Elf Tote bei offenbar fremdenfeindlich motiviertem Gewaltverbrechen in Hanau
Bei einem offenbar fremdenfeindlich motivierten Gewaltverbrechen in Hanau sind zehn Menschen und der mutmaßliche Täter ums Leben gekommen. Der Tatverdächtige soll am Mittwochabend in zwei Shisha-Bars neun Menschen erschossen haben. Den 43-jährigen Deutschen und seine 72 Jahre alte Mutter fanden die Ermittler danach tot in seiner Wohnung. Die Bundesanwaltschaft zog die Ermittlungen an sich, weil es "Anhaltspunkte für eine fremdenfeindliche Motivation" gebe.
Die Bundesanwaltschaft habe die Ermittlungen noch in der Nacht wegen der "besonderen Bedeutung des Falls" übernommen, sagte ein Sprecher der Karlsruher Behörde am Donnerstag. Genauere Angaben machte er zunächst nicht. Hessens Innenminister Peter Beuth (CDU) sagte, die Bundesanwaltschaft habe den "Verdacht einer terroristischen Gewalttat". Auch er verwies darauf, dass die Ermittlungen auf ein "fremdenfeindliches Motiv" hindeuteten.
Bei dem mutmaßlichen Täter handelt es sich laut Beuth um einen 43-jährigen Deutschen aus Hanau. Er war demnach weder dem Verfassungsschutz noch der Polizei bekannt. Nach seiner Erkenntnis sei der Verdächtige Sportschütze gewesen und habe legal Waffen besessen, sagte der hessische Innenminister.

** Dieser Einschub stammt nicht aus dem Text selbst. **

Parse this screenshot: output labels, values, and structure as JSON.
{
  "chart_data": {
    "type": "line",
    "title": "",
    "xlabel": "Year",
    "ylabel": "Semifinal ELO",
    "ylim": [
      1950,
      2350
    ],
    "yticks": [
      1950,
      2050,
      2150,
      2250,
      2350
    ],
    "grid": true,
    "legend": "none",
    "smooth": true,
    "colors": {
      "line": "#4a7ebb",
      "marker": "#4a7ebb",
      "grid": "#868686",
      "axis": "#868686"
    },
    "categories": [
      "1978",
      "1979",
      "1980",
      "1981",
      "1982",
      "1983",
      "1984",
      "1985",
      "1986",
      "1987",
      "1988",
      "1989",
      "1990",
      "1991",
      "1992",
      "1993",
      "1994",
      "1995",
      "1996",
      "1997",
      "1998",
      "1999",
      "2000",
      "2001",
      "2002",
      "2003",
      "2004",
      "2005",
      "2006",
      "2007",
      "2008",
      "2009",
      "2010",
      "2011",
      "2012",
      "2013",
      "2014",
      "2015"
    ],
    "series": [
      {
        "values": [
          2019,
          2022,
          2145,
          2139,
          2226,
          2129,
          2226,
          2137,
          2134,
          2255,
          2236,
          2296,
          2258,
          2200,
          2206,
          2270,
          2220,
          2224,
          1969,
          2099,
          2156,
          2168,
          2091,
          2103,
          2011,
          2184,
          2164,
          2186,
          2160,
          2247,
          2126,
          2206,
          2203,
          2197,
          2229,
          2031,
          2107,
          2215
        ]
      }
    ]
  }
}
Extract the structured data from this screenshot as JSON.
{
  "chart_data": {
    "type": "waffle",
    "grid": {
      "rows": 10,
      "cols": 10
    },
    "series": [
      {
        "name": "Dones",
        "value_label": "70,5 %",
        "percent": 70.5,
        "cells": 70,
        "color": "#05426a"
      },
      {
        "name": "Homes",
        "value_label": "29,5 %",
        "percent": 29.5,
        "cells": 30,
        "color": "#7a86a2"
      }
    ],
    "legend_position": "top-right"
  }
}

Durch die Schüsse am Mittwochabend waren weitere Menschen verletzt worden. Genaue Angaben zur Zahl der Verletzten machten die Ermittler zunächst nicht. Innenminister Beuth sprach von einem Schwerverletzten.
Zur Identität der Opfer in den Shisha-Bars machten die Behörden ebenfalls keine Angaben. Unter den Toten befanden sich nach Angaben eines Dachverbands kurdischer Gemeinschaften in Deutschland mehrere Menschen kurdischer Herkunft.
Die genauen Hintergründe des Verbrechens waren zunächst noch unklar. Die Polizei fand ein Bekennerschreiben und ein Video, wie die Nachrichtenagentur AFP aus Ermittlungskreisen erfuhr. Hessens Innenminister Beuth sagte, die Internetseite des Verdächtigen werde ausgewertet. Daraus ergebe sich ein mutmaßlich fremdenfeindliches Motiv. Medienberichten zufolge äußerte der mutmaßliche Täter Verschwörungstheorien und teils rechtsradikale Ansichten.
Die Bluttat löste in Deutschland und auch international Entsetzen aus. "Die Gedanken sind heute morgen bei den Menschen in Hanau, in deren Mitte ein entsetzliches Verbrechen begangen wurde", schrieb Regierungssprecher Steffen Seibert auf Twitter.
Bundeskanzlerin Angela Merkel (CDU) sagte einen geplanten Besuch in Halle in Sachsen-Anhalt ab. Sie will sich am Mittag zu der Tat äußern. Im Laufe des Tages wird zudem Bundesinnenminister Horst Seehofer (CSU) in Hanau erwartet.
Die CDU-Vorsitzende Annegret Kramp-Karrenbauer schrieb auf Twitter, sie sei "fassungslos und traurig über die brutale Gewalttat". "Gewalt aus rechtsextremen Motiven darf uns nicht ruhen lassen, wir müssen dagegen zusammenstehen", schrieb Kramp-Karrenbauer.
Die SPD-Bundesvorsitzende Saskia Esken und weitere führende Politiker der Sozialdemokraten sprachen von rechtem Terror. "Viel zu lange haben wir uns davor gescheut, es mit klaren Worten zu benennen: Rechter Terror in Deutschland", kritisierte Esken. Bundesaußenminister Heiko Maas (SPD) sprach von "schrecklichen Ereignissen" und einer "grausamen Nacht". EU-Ratspräsident Charles Michel bezeichnete die Ereignisse auf Twitter als "Tragödie" und beklagte einen "sinnlosen Verlust von Menschenleben".
Hessens Ministerpräsident Volker Bouffier (CDU) sagte, dieser Tag sei "furchtbar". Die Tat mache "im Grunde sprachlos". Alle Bürger in Hessen seien "entsetzt". Der hessische Landtag brach nach einer Schweigeminute die Plenardebatte ab. Es sei "nicht angemessen", nach den Geschehnissen einfach die parlamentarische Arbeit fortzusetzen, sagte der Ministerpräsident. An öffentlichen Gebäuden in Hessen wurde Trauerbeflaggung angeordnet.